U. S. publishers turned out about 276, 649 new titles the traditional way, in which the publisher pays the writer, about the same as in 2006.

But the number of print-on-demand and short-run (small press run ) books showed a “staggering” five-fold increase to 134, 733, Bowker reports. Print-on-demand includes books that some writers pay to have published and sold online.

“Plenty of avenues exist for writers to see their work published outside of the traditional route,” Writer’s Digest magazine assures, amid ads that promise: “Reject the rejection letter.” “ Your book, your way. ”

Self-publishing is old as Henry David Thoreau’s no-frills philosophies in the 1800 s — and new as Christopher Paolini’s fantasy novel, Eragon, which took off like a dragon.

The old image of vanity publishing was the guy who went broke to fill his garage with boxes of his own books. But new technology can make self-published books available on Amazon. com and Barnes & Noble online, www. barnesandnoble. com.

Fort Smith writer Clay McKinney, 36, self-published his story collection, Element, with iUniverse (other print-on-demand publishers include Xlibris and Lulu ), and tells why:

“This all started as a way to put some of my stories into a nice, neat package for friends and family,” he says. “But it grew from there, especially after ‘Duplicity’ [a story in the collection ] placed third in the National Writers Association’s contest.” McKinney has other, fulllength books in the works that he expects to “take the traditional route,” but self-publishing has been “interesting,” he says, “and very exciting.”

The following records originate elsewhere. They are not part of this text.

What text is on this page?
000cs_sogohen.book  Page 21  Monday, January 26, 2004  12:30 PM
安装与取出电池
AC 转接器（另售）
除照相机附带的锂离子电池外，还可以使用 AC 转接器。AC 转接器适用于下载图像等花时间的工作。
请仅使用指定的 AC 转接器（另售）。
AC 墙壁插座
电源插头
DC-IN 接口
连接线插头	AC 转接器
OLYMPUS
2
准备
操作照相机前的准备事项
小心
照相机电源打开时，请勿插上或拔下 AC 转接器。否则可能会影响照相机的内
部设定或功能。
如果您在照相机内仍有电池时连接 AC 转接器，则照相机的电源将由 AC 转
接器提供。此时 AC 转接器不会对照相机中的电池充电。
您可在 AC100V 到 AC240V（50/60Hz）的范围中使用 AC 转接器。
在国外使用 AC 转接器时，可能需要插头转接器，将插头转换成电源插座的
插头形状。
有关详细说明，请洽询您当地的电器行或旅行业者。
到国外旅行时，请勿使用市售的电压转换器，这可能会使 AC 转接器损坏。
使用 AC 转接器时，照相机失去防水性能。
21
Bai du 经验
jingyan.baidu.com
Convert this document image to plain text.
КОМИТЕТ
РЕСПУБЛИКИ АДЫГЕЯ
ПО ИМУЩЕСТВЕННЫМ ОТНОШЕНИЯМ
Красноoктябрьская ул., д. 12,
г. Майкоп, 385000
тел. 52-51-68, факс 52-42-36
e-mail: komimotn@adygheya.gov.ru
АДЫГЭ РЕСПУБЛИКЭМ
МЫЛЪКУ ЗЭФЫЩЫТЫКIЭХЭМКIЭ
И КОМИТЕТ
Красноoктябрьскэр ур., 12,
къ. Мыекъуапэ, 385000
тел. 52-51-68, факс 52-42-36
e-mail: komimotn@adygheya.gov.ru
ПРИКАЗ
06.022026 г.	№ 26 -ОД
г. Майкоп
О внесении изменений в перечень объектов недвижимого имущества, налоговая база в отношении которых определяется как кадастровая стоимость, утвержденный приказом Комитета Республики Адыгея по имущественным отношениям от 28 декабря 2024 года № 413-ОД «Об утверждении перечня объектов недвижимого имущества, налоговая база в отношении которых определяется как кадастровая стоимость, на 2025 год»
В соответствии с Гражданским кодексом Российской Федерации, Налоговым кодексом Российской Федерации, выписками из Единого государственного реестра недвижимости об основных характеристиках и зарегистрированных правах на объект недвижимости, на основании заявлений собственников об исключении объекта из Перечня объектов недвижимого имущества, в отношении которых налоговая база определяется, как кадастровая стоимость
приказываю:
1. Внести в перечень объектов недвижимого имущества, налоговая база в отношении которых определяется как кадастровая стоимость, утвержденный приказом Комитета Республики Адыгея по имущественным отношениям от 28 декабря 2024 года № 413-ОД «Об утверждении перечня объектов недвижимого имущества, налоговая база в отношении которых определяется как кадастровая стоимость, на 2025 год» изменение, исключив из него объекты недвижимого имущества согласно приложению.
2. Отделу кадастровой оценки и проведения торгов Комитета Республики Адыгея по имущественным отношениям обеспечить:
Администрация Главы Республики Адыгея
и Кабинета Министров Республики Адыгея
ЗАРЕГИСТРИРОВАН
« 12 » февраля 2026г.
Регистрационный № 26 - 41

THE OTHER PAGE Self-published books still have many of their old disadvantages. Book stores generally don’t stock them. Reviewers by and large dismiss them — as does the Arkansas Democrat-Gazette’s Sunday Books section — and the open question is whether they count as books at all. Bowker, for example, “is excluding this output from its traditional reporting.” Self-publishing “bypasses the editors and marketplace,” Little Rock writer Darcy Pattison says. Sometimes, it makes sense. She self-published her book, Novel Metamorphosis, to sell at the writers’ retreats where she teaches.

Most books, though, have to stand the test of a tough commercial market to get much attention.

Books “archive the best of our culture,” especially fiction, Pattison says. “If you want to enter the marketplace with a piece of fiction, the bar is still very high.”

In the SFWA Bulletin (trade journal of the Science Fiction and Fantasy Writers of America ), Hugo Award-winner Mike Resnick reports dismay from the recent World Science Fiction Convention in Denver. He describes the place full of writers trying to sell table loads of books they spent their own money to publish.

“They were so clueless,” he objects, “they thought this was the way we all started.”